Rusia reconoce el error de restringir la exportación de granos
El gobierno admitió que, tras el embargo de 2010, los agricultores no lograron beneficiarse de las cosechas reducidas ya que bajaron los precios de los granos.
La decisión de Rusia de no prohibir las exportaciones de granos luego de otra reducida cosecha muestra que sus líderes reconocen que el embargo impuesto tras la fallida cosecha del 2010 fue un error, según publicó Reuters.
Los agricultores están generando ganancias a medida que los precios locales del trigo se han acercado a niveles internacionales y la inflación también ha sido contenida debido a que las exportaciones de los puertos del Mar Negro de Rusia han ayudado a equilibrar un ajustado mercado global.
Al mantener abierto el canal comercial, Rusia reconoce que, aunque es un exportador líder de granos, también es un gran comprador de carne y otros productos procesados.
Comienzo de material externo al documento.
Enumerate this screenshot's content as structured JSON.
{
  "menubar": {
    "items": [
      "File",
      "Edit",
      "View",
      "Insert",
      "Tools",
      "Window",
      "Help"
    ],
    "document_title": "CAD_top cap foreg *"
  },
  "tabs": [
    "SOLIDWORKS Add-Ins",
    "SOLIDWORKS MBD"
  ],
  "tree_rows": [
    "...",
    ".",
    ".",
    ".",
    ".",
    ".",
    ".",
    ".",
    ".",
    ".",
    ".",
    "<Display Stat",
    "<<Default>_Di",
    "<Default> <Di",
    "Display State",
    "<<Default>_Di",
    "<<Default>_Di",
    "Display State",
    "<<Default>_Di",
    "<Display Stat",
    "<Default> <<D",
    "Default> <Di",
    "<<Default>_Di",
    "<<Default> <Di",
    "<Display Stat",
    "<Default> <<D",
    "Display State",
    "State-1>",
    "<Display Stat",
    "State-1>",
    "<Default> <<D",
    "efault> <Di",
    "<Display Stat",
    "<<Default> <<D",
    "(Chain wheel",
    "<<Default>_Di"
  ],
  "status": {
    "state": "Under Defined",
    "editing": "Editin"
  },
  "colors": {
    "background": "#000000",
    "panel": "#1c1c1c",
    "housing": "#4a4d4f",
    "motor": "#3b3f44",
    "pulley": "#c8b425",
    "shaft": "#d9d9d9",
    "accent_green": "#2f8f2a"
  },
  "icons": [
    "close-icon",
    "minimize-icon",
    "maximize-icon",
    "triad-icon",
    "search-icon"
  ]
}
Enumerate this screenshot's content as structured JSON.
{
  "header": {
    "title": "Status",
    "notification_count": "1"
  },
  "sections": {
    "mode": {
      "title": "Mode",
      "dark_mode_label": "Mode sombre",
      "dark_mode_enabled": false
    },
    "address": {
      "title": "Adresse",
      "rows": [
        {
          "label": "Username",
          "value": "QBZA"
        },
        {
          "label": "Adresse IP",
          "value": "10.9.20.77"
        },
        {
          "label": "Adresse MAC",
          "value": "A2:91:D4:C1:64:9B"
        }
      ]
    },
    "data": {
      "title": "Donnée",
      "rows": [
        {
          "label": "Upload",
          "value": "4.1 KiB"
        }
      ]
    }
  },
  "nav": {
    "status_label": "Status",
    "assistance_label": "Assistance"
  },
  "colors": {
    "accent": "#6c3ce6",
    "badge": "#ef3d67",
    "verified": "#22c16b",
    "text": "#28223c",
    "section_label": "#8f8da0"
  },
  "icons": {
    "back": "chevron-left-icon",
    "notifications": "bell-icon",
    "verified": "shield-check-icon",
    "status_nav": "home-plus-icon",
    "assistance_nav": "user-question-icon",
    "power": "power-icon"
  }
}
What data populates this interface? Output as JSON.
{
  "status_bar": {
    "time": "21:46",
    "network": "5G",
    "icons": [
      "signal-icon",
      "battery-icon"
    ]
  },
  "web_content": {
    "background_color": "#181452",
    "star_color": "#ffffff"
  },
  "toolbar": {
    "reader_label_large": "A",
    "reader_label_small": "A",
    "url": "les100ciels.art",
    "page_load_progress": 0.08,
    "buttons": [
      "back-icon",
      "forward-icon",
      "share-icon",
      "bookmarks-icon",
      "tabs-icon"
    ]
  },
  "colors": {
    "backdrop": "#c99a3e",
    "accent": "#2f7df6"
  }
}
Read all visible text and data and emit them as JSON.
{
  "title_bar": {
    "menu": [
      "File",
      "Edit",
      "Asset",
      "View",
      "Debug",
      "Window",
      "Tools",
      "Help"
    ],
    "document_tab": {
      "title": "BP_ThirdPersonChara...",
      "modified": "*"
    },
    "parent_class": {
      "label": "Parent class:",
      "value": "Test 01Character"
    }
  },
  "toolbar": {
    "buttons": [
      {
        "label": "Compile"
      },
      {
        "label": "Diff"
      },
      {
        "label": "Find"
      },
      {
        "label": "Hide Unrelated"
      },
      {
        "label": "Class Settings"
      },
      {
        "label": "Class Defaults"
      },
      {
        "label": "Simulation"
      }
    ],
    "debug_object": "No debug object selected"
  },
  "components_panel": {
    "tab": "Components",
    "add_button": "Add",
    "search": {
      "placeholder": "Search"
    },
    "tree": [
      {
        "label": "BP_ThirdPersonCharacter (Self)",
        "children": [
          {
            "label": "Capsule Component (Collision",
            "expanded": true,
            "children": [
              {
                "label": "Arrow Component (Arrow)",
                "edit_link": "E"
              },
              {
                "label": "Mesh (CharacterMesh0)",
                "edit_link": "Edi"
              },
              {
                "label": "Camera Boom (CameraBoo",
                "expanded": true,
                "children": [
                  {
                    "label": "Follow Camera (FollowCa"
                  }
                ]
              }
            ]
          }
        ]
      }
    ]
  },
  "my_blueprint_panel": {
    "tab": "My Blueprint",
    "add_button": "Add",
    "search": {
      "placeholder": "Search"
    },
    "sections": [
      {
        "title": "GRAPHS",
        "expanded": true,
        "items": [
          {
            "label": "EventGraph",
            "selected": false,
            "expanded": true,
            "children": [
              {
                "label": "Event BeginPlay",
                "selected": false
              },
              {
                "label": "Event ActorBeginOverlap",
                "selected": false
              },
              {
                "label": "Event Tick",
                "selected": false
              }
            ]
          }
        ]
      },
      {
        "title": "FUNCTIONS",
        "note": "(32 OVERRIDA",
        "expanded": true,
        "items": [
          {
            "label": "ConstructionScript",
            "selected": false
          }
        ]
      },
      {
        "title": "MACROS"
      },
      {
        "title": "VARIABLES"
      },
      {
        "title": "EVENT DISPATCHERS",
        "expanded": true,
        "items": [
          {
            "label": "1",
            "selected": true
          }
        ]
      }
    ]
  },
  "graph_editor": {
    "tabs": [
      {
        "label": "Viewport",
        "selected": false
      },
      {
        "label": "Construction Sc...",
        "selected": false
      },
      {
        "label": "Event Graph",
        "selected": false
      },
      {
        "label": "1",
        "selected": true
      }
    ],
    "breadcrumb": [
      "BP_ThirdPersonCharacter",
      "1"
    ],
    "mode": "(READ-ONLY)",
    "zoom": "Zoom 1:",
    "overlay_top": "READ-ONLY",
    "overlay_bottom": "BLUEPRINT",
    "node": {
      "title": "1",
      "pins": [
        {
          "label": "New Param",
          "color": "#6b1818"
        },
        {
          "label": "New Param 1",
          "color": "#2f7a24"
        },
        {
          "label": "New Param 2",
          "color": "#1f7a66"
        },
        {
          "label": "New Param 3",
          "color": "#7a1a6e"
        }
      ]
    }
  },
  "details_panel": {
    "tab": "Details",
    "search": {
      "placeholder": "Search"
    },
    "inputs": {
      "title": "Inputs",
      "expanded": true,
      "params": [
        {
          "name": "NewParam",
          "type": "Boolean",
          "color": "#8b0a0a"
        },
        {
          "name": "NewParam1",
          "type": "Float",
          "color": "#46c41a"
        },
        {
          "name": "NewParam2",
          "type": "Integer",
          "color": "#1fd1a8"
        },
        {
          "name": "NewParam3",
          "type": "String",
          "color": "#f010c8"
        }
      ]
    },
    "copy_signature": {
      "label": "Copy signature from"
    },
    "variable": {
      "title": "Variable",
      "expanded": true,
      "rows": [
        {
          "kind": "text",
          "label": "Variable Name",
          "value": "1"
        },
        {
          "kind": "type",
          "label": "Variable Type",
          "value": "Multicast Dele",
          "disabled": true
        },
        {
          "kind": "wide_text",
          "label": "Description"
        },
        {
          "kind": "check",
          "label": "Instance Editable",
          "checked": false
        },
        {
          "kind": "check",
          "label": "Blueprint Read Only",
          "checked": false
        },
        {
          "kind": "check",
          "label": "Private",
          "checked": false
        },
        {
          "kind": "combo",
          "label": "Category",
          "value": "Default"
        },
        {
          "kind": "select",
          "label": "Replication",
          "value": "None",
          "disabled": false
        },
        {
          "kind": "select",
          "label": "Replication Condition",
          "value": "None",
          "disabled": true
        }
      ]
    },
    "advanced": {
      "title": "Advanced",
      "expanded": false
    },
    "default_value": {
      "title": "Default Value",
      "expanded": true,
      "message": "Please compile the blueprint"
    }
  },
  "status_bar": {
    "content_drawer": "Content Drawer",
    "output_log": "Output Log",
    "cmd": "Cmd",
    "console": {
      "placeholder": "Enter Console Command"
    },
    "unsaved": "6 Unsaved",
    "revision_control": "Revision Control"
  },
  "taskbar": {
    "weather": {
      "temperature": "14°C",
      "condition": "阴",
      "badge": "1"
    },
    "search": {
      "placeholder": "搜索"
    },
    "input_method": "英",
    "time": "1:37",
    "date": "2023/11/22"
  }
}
Para apuntalar la seguridad de los alimentos, el Gobierno quiere ahora dejar trabajar al mercado.
"Nuestro objetivo a nivel local es proveer a la gente con buenos alimentos a precios razonables. Para hacer esto, necesitamos elevar la producción", dijo Arkady Dvorkovich, viceprimer ministro responsable de la política agrícola del Gobierno designado en mayo.
"Las exportaciones y los precios liberados son buenos incentivos económicos para los productores", destacó Dvorkovich, un economista liberal, en una entrevista con Reuters hacia fines de año.